Disaster averted on we went.  Soon the Navigator Wars started.  We travel with a variety of navigational aids; a standard car GPS (Garmin Nuvii) dubbed Jill, a trucker’s GPS app on the iPad called John and a paper 2009 trucker’s atlas we inherited with the rig which is the Human Navigator’s backup source.  John and Jill disagreed on the next highway and turn.  It could be critical since as some point we’d have to cross a river and bridge height and weight limits make a difference to us.  The Human Navigator (HN) tended to side with Jill, and was trying to persuade John by changing his destination and routing.  Regardless of the changes, John was adamant.  The danger in giving names to inanimate objects is that take on a personality of their own.  We all remember Hal in 2001 A Space Odyssey, right?  So HN was ragging at John saying, “what’s the matter with you, I just don’t understand”, and “don’t be an idiot John”, etc.  I tend to side with John in these disputes because I figure he’s more current than the atlas and more truck-oriented than Jill, but I always defer to the HN decision because I’m driving and can’t see all the info.  So Jill, John and HN quibbled, snarled, sniped and argued for the next 30 miles until it was decision point.  Grudgingly, HN deferred to John and off we went.

15 miles of construction, a 15 minute delay at a train crossing and one construction detour and I had to concede that maybe it wasn’t John’s best day but finally we crossed into Texas.  And we’ll never know what perils we might have encountered on Jill’s route. 

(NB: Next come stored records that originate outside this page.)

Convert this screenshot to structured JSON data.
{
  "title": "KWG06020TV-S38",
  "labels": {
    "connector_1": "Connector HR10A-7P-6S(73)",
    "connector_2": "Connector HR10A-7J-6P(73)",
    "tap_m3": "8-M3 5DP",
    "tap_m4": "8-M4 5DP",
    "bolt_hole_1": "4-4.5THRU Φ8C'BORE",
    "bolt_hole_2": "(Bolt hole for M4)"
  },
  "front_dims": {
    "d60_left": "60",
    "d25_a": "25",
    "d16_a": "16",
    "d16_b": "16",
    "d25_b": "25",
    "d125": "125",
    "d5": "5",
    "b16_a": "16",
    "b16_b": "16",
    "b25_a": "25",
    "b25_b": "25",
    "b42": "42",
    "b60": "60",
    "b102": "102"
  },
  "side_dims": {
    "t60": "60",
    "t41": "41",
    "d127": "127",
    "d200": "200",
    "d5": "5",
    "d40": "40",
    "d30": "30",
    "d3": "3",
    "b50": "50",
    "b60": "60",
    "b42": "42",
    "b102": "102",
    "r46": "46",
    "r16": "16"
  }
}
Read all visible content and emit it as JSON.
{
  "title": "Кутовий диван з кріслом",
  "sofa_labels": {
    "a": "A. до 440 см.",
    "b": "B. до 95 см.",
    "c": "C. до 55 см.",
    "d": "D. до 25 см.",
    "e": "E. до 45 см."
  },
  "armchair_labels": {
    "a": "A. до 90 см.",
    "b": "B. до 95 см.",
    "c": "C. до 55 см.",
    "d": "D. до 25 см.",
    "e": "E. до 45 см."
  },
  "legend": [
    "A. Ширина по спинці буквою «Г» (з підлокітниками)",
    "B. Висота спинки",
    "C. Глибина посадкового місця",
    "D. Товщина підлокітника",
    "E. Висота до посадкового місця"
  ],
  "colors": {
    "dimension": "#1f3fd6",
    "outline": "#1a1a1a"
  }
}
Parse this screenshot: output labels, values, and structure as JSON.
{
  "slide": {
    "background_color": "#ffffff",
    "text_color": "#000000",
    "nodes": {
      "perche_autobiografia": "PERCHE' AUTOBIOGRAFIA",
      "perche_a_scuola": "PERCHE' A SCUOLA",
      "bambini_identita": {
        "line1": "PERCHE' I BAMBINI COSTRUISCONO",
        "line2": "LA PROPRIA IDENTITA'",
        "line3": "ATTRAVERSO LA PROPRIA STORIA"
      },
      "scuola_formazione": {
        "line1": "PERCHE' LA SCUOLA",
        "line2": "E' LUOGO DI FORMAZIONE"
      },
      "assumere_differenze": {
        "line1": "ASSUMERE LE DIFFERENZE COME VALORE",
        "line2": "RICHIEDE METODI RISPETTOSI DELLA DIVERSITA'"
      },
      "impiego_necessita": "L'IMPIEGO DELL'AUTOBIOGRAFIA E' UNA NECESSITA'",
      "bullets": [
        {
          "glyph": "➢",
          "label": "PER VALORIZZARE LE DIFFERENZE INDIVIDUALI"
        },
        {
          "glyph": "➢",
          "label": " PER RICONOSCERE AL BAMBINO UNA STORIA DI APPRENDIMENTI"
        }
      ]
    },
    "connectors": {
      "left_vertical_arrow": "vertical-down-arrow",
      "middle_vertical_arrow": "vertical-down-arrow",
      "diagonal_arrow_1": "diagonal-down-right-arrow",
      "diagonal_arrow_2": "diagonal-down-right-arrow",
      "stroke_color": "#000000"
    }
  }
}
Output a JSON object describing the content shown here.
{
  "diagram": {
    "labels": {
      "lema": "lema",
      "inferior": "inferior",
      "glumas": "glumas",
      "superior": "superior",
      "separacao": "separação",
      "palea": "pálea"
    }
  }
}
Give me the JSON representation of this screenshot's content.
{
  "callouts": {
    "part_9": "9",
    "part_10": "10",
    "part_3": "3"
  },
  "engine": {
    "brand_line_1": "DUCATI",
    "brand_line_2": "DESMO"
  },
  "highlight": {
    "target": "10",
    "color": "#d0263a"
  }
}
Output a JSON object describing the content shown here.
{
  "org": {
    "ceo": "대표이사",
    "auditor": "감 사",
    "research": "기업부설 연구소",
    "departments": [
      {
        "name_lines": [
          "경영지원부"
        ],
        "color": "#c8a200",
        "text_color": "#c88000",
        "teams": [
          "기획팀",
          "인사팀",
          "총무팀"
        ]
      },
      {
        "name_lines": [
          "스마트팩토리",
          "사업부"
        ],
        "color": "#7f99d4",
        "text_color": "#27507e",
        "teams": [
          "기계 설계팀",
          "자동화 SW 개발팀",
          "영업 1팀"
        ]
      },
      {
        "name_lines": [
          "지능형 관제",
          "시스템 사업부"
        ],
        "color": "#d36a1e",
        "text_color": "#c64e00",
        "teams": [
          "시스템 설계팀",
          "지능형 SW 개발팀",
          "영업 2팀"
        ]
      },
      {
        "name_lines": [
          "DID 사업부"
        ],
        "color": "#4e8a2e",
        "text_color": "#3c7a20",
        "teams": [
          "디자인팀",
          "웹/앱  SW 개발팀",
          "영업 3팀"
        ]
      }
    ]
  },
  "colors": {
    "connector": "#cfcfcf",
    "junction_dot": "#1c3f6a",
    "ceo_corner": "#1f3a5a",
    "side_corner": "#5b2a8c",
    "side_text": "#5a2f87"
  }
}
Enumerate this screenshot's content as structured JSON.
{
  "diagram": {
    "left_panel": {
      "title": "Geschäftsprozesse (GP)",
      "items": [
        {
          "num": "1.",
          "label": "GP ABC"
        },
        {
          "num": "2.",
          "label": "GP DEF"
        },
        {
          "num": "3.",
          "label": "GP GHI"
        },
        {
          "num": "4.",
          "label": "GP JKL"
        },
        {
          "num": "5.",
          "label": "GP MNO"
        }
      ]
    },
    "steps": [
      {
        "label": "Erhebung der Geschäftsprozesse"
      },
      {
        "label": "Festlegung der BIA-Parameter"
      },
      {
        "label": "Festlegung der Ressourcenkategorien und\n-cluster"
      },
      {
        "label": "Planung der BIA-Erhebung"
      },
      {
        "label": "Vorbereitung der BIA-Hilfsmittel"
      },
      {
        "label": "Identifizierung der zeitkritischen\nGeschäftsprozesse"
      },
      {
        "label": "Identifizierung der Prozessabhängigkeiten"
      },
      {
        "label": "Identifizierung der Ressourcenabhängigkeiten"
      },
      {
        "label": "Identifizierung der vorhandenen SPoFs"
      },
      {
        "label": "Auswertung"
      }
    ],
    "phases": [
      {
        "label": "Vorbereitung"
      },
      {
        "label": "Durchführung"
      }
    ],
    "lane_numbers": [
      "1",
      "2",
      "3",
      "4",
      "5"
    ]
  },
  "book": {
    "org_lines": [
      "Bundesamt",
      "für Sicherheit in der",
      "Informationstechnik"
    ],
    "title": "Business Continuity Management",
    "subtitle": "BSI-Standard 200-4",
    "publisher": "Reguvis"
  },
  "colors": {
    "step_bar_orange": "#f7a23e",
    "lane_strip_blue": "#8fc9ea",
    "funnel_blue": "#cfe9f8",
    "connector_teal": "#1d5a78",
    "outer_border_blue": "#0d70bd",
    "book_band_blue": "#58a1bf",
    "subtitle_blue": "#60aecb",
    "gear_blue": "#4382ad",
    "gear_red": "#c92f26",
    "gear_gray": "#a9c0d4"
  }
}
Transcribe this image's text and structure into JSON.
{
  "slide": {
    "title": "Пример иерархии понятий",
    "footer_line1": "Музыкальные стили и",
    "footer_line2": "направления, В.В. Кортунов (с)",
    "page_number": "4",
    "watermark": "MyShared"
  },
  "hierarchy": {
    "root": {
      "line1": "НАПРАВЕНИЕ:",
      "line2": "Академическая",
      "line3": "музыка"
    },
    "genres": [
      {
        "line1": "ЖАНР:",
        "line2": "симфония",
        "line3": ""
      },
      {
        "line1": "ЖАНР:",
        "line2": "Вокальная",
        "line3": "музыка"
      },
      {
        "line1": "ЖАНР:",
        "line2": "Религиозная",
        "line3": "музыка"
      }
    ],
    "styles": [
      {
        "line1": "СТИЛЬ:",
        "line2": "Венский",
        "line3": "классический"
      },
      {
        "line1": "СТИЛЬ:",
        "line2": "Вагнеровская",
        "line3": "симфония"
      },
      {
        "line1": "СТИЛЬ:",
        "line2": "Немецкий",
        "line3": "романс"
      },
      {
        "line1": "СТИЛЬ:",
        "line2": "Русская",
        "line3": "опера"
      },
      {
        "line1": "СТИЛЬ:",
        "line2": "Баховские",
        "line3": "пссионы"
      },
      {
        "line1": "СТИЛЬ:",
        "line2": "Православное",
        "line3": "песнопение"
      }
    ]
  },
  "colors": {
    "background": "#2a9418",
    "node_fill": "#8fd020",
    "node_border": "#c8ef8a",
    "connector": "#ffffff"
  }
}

Jill restored to the place of honor

 2 hours later we were at Lake Livingston State Park in Livingston, TX.  It was an 8 hour driving day; scary, exhausting and occasionally a bit tense, but we had survived to camp another day.  Our site is on the lake and very scenic.  The park is very empty this week and we’re here for 3 nights.  Plenty of time to recover.

1 comment:

  1. Katie is pretty modest about what was a brilliant and instantaneous decision to veer of the rising expressway onto a little side service offramp at the last possible minute. Her heroics may have saved our and/or Chuck's lives.